Most folks don’t realize what a collaborative process playwriting is. It’s not just somebody hunched over a keyboard, bang, it’s done, ready to be staged. Can you walk me through some of the workshop process F2M experienced? And in what ways has it changed since inception?

The play hasn’t changed radically since this first draft. But, I’m not saying it hasn’t been sculpted. I would say you basically get the big hunk of clay and get a basic shape, and you get all the people there, and everything that you want.

I sent it to Johanna at New York Stage and Film, because they’ve been really supportive of my writing for years. She read it, and suggested that we do a reading of it this summer. We hired Maria Mileaf to direct it. Then we cast it and we spent a week last summer around a table questioning through lines for the actors: have we dropped something? Are we not hearing enough about something? One of the big issues was: do we have a climax for this play? Where is the breaking point? What are we setting up, and where does that pay off? It’s all about working the beats of the script, so that the dramatic tension is where you want it to be. Some defining of characters…

There are a lot of women in this play. And my husband (Ken Olin) is the only man! I didn’t really do it intentionally….I have three sisters. Maybe there’s some gestalt there I copied without realizing.

Though I know you went into production mode only days ago at Powerhouse, how have these first days been going there? Any significant changes or revelations?

We’ve been working mostly on the second to last scene. It’s about 25-pages long. I went back the other day and did an entire rewrite. After rewriting, I have the actors read it. Then they give feedback, and the director weighs in. Now I think we have it, so we’re cutting things; it’s too long. Just trying to sculpt it down to what is essential.

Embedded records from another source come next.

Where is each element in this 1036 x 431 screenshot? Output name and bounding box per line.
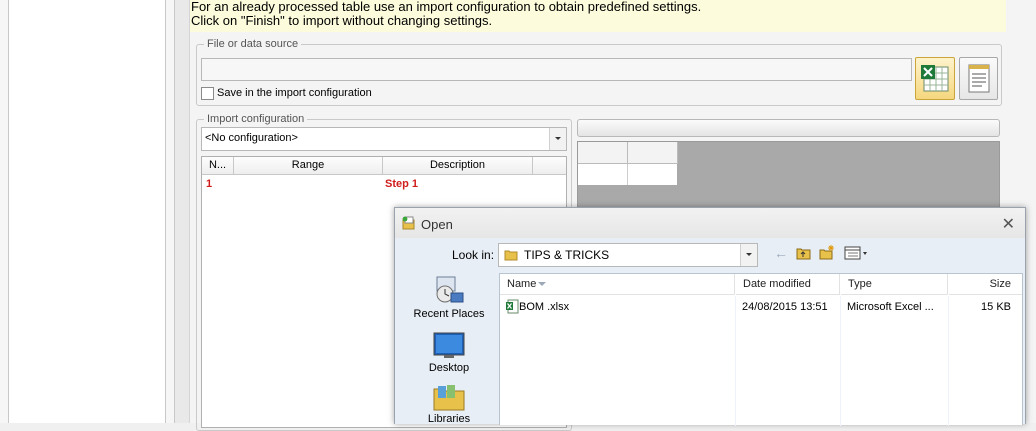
chevron-down-icon (555, 137, 561, 140)
info-line-2: Click on "Finish" to import without chan… (191, 13, 493, 28)
row-n: 1 (206, 178, 213, 190)
col-header-range[interactable]: Range (234, 157, 383, 175)
new-folder-icon[interactable] (819, 245, 835, 260)
left-pane-content (8, 0, 166, 423)
folder-icon (504, 250, 518, 261)
desktop-icon (433, 332, 465, 358)
pane-gutter (175, 0, 190, 423)
file-type: Microsoft Excel ... (847, 301, 934, 313)
col-header-n[interactable]: N... (202, 157, 234, 175)
look-in-value: TIPS & TRICKS (524, 248, 610, 262)
col-header-date-modified[interactable]: Date modified (736, 274, 840, 295)
places-label-desktop: Desktop (428, 362, 470, 374)
col-header-size[interactable]: Size (949, 274, 1022, 295)
col-header-description[interactable]: Description (383, 157, 533, 175)
open-dialog: Open ✕ Look in: TIPS & TRICKS ← Recent P… (394, 207, 1026, 426)
save-config-label: Save in the import configuration (217, 87, 372, 99)
preview-cell-a[interactable] (578, 164, 628, 185)
look-in-label: Look in: (452, 248, 495, 262)
look-in-dropdown-button[interactable] (740, 244, 757, 266)
row-description: Step 1 (385, 178, 419, 190)
table-row[interactable]: 1 Step 1 (202, 176, 566, 193)
list-item[interactable]: BOM .xlsx 24/08/2015 13:51 Microsoft Exc… (500, 298, 1022, 316)
source-path-field[interactable] (201, 58, 912, 81)
import-config-legend: Import configuration (204, 113, 308, 125)
file-size: 15 KB (981, 301, 1011, 313)
view-menu-icon[interactable] (844, 246, 870, 260)
places-item-desktop[interactable]: Desktop (405, 330, 493, 378)
info-line-1: For an already processed table use an im… (191, 0, 702, 14)
col-header-type[interactable]: Type (841, 274, 948, 295)
excel-file-icon (921, 65, 949, 92)
open-dialog-app-icon (402, 216, 415, 230)
recent-places-icon (436, 276, 464, 303)
chevron-down-icon (746, 253, 752, 256)
notepad-icon (968, 64, 990, 93)
places-item-recent[interactable]: Recent Places (405, 275, 493, 325)
libraries-icon (433, 385, 465, 411)
info-banner: For an already processed table use an im… (190, 0, 1006, 32)
left-pane (0, 0, 175, 423)
source-group-legend: File or data source (204, 38, 302, 50)
open-dialog-title: Open (421, 217, 453, 232)
preview-header-col (628, 142, 678, 164)
col-header-filler (533, 157, 566, 175)
import-config-select[interactable]: <No configuration> (201, 127, 567, 151)
preview-cell-b[interactable] (628, 164, 677, 185)
save-config-checkbox[interactable] (201, 87, 214, 100)
places-label-recent: Recent Places (413, 308, 485, 320)
preview-header-corner (578, 142, 628, 164)
excel-source-button[interactable] (915, 57, 955, 100)
close-icon[interactable]: ✕ (1002, 214, 1015, 234)
text-source-button[interactable] (959, 57, 998, 100)
file-list: Name Date modified Type Size BOM .xlsx 2… (499, 273, 1023, 426)
preview-scroll-bar[interactable] (577, 119, 1000, 137)
excel-file-icon (506, 299, 519, 314)
sort-chevron-icon (538, 282, 546, 286)
file-date: 24/08/2015 13:51 (742, 301, 828, 313)
file-name: BOM .xlsx (519, 301, 570, 313)
places-label-libraries: Libraries (427, 413, 471, 425)
col-header-name[interactable]: Name (500, 274, 735, 295)
import-config-dropdown-button[interactable] (549, 128, 566, 150)
up-folder-icon[interactable] (796, 246, 811, 260)
back-arrow-icon[interactable]: ← (774, 245, 788, 261)
import-config-selected: <No configuration> (205, 132, 298, 144)
look-in-select[interactable]: TIPS & TRICKS (498, 243, 758, 267)
places-item-libraries[interactable]: Libraries (405, 383, 493, 425)
open-dialog-titlebar[interactable]: Open ✕ (395, 208, 1025, 238)
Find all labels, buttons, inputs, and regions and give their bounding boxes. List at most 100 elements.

We’re blocking scene six, starting today. The actors have most of the first act memorized; we’re now going into the last scene of the first act. Other than cutting and doing little shapes and things, I’m beginning to get toward the end of my time (working on it.) The actors have to be given time to settle in, to own their characters, memorize lines. Technically I’m allowed to keep giving them notes; I hope I won’t have to note them to death.

What happens for F2M after the Powerhouse season? And how does one go about raising awareness about a great new play?

Hopefully we get up a good production (here), that we feel represents the play, and we feel strong about. For people who would invest money or move it into New York, it helps to see it, rather than just read it. Something on the page and something you experience aren’t exactly the same. The hope is we feel good about it, we get people to see it, someone will want to invest in it, and put it up somewhere.

New York City and Broadway are just an hour and a half down the road….

That’s what’s so brilliant about being able to work here. First of all, you’re given such support to really develop the play. You don’t have other concerns; you don’t have these big reviewers up here. The process is truly committed toward the playwright finding the play that she wants to write. It’s extraordinary to have that kind of support.

What else do you have in the works writing-wise at present? And will you continue doing television while being a playwright?

Well, you know, I do have to make money. It’s much easier for me at this point to make money as an actor than as a writer. But I am working on a couple of other things. I don’t see myself writing movies and such; I really do love the theatre. I feel committed to wanting to write….I have another play that I did here a few summers ago in a reading workshop called My Andy, about Andy Warhol’s relationship to his mother. I’ve been working on that a little bit more, wondering what I need to solve about their issues. She lived with him for 25 years, this immigrant who barely spoke English, in a babushka with the little apron!

“My imagination seems to be more alive thinking about the theatre. When I was young and I moved to New York, I was a member of the Circle Repertory as a very serious actor! At that time, I never really thought much about acting for television or film. But that’s what happened in my life. I got cast; you do this and that, and then, you’re just….there. You never know.”